CH3O2 second-order decay method
The principle behind this calibration method is that the second-order decay
of CH3O2 is dependent upon its initial concentration, and hence its
quantification offers an alternative way to calibrate the signal. The
experiments were performed in the HIRAC chamber at 295 K and 1 bar of
synthetic air obtained by mixing high purity oxygen (BOC,
> 99.999 %) and nitrogen (BOC, > 99.998 %)
in the ratio of O2 : N2= 1 : 4. Methane (BOC, CP grade,
2–3 × 1017 molecule cm-3) and molecular chlorine (Sigma
Aldrich, ≥ 99.5 %,
0.3–2.1 × 1014 molecule cm-3) were delivered to the
chamber. Eight UV black lamps (Phillips, TL-D 36W/BLB, λ= 350–400 nm) housed in quartz tubes mounted radially inside the reactive
volume were used to photolyse Cl2 to generate Cl atoms and initiate the
chemistry:
CH4+Cl→CH3+HCl,(R12)CH3+O2+M→CH3O2+M.(R2)
Numerical simulations using the chemical system described in Table S3 in the
Supplement showed that [Cl]0= 1–6 × 106 molecule cm-3 (varied by changing the initial [Cl2]). The
high excess of methane (2–3 × 1017 molecule cm-3)

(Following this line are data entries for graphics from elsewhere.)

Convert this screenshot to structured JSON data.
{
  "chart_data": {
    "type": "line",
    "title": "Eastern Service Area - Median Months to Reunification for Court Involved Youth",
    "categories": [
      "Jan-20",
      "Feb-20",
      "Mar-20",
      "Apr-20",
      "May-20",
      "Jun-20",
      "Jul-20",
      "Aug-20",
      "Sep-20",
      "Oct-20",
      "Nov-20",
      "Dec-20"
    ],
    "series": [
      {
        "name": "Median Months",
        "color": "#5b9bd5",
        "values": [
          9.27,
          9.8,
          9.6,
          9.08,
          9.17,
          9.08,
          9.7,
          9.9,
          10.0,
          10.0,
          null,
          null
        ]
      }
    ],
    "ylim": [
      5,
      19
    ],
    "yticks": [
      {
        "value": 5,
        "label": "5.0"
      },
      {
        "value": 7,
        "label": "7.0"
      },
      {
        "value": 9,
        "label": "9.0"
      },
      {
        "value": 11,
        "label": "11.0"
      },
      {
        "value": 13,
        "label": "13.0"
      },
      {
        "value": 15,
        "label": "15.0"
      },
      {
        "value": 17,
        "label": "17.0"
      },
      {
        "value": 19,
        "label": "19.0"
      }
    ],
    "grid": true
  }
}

relative to [Cl]0 ensured that the reactions of the Cl atoms with the
self-reaction products formaldehyde and methanol were negligible. In each
HIRAC experiment the lamps were alternatively turned on for 2–3 min and
then off over 1–2 min to generate a series of typically 3–4
CH3O2 kinetic decays.
In order to detect CH3O2 the FAGE instrument was coupled to HIRAC
through a custom-made ISO-K160 flange to sample the gas with a flow rate of
∼ 3 slm. For most measurements, the 1 mm pinhole of the 280 mm long
FAGE inlet sampled ∼ 230 mm from the chamber wall as in the OH
measurements reported previously (Winiberg et al., 2015). Additional
investigations into any CH3O2 gradient across the ∼ 600 mm
radius of HIRAC were conducted using measurements of CH3O2 formed
by the CH4 reaction with O1D generated by the photolysis
of O3 at 254 nm followed by the reaction of the produced CH3
radical with O2 at 295 K and 1 bar of synthetic air. An extended FAGE
inlet (length 520 mm) was used to sample along 500 mm across the chamber
starting with the inlet pinhole flush at the wall. A constant concentration
of CH3O2 was found (within the 10 % overall error of the
measurement) for all the sampled distances of 0–500 mm from the wall (note
that 0 mm here refers to the FAGE inlet being at an equivalent position to
the wall away from the mounting flange). The absence of a CH3O2
gradient across the chamber provides evidence of the efficacy of the mixing
in HIRAC and shows that the wall loss of CH3O2 is negligible and
hence that a shorter inlet, and hence distance from inlet to CH3O2
detection axis, could be used in future CH3O2 FAGE measurements
within HIRAC, improving further the sensitivity.
Methoxy radical measurements within HIRAC
The experiment was carried out in HIRAC at 295 K and 1 bar of N2 (BOC,
> 99.998 %), but without any NO added to the FAGE cell (the
cell furthest from the pinhole as shown in Fig. 1) so that [CH3O] is
measured directly. Initial concentrations in HIRAC were [CH4]0 = 4.50 × 1017 molecule cm-3 and
[Cl2]0= 5.57 × 1015 molecule cm-3. After adding the reagents into
the chamber, the lamps (vide supra) were turned on to generate CH3O by Reaction (R6b).